Touching base

It’s been a while between posts. Life has been busy in a very good way.

I have been catching up on exercise, immersing myself in my day job, planning for future catering and public uncooking classes through A Foodly Affair, and spending time with my son and my self.

an awesome evening at the beach

I have also been thinking through some difficult questions on which I will base future posts, such as:

  • how processed is too processed?
  • do calories really matter if you are eating a wide variety of organic wholefoods?
  • why does fat get such a bad rap?
  • what can I possibly foodly experiment with next?

You, my astute and valued reader, can help me here — particularly with respect to my last question. What would you like to see me emulate in raw food? What burning questions do you want answered?

I hope this post finds you well and happy — and, if you are in Perth, I hope you are enjoying these balmy nights.

H 🙂



  1. Well my very obvious preference for experimenting is Pureed food for those requiring modified diets. Our son with CP can only eat smooth puree – so getting raw food in that form is often difficult – and having interesting looking food that is kind of cool for the other kids to see often tricky. I would also love to see elderly people have more choice of raw foods if they have to move to modified eating too – what a nice fresh change for some of the nursing home kitchens to serve up some great raw, real food for everyone.


    • It is lovely to see you here, Gina! I am really touched by your blog & it’s great to hear that Mac is doing so well.

      I will focus more posts on softer food preparation. Please let me know if you like what you read – or if you have a specific challenge in mind for me.

      H 🙂


  2. Looking forward to reading this year’s posts!

    Kind of on the topic of finding the line on how processed is too processed, I’d love to know your thoughts about dehydrating with a dehydrator; more specifically the energy used when dehydrating something overnight for 8+ hours versus cooking in an oven for 1 or less hours. This is something I always think about when I put something in the D and my boyfriend is incredulous that I am going to run an appliance for hours and hours and take all the moisture out of the food to emulate something ‘cooked’.

    On one hand, I love the ‘slow food’ concept around it, but on the other, dehydrated food has always been a bit of an experiment for me that I make every few months as a novelty, rather than everyday food. It always feels indulgent to me on a using electricity level to create a small amount. I’d love to find out how much energy the appliance uses. I’ve tried sun-drying before, and did do some lovely tomatoes, but it was very hard to control the fruit from molding when the humidity was high.

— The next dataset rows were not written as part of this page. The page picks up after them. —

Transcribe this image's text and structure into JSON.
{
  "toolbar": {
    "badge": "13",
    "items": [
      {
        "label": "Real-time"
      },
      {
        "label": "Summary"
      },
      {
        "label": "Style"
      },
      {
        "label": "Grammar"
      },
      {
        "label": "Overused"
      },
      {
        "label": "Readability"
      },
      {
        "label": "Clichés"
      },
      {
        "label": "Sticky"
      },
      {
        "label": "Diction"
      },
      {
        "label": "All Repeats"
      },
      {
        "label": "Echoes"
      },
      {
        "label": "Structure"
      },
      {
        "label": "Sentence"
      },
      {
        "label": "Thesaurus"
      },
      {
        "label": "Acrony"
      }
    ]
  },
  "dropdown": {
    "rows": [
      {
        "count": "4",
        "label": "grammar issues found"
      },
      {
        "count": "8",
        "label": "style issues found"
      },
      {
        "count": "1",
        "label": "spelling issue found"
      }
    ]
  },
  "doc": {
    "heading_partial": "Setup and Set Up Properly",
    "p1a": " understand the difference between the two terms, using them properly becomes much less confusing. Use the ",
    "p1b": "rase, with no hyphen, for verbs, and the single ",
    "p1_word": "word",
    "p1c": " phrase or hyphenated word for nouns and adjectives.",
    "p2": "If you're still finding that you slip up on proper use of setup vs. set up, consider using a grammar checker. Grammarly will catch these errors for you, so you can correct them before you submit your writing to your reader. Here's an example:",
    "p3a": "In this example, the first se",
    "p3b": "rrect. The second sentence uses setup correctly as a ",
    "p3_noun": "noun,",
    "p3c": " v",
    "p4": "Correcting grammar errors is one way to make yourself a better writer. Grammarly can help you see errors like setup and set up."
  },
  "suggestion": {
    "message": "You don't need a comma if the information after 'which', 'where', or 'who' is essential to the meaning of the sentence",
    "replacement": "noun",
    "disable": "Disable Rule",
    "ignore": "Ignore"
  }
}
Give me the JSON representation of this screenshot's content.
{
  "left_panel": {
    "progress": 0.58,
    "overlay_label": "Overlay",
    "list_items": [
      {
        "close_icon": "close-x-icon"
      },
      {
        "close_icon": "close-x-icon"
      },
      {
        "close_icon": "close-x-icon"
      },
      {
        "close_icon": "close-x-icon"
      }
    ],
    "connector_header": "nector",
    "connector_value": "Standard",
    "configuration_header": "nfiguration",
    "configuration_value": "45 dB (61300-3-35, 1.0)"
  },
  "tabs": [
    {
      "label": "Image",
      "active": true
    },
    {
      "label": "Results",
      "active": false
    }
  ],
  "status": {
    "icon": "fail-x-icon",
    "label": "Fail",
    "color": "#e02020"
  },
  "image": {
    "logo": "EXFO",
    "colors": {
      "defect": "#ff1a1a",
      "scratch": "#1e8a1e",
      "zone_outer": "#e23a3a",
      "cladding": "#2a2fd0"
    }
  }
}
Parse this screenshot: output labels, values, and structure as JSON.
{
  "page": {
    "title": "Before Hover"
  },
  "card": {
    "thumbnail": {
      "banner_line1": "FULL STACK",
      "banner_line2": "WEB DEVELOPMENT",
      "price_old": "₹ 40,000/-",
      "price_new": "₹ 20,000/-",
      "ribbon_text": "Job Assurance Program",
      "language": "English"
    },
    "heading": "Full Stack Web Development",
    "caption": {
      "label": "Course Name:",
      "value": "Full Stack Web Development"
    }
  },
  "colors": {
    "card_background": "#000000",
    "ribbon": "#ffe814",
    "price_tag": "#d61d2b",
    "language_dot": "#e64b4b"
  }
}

    Would love to know your wise thoughts around it.


    • Thanks for your thoughtful comment, Adrianne. I share your concerns about dehydration & sun-drying.

      I am convinced of the health benefits of dehydrated over cooked food, for reasons of nutrient & enzyme preservation, however I’m clueless when it comes to comparing energy consumption of a dehydrator with another appliance. The comparison sites I have looked at use measures of maximum power; I am yet to find a site that looks at power requirements for usual use.

      I will keep researching and get back to you…unless another reader has some knowledge (or a link) they can share.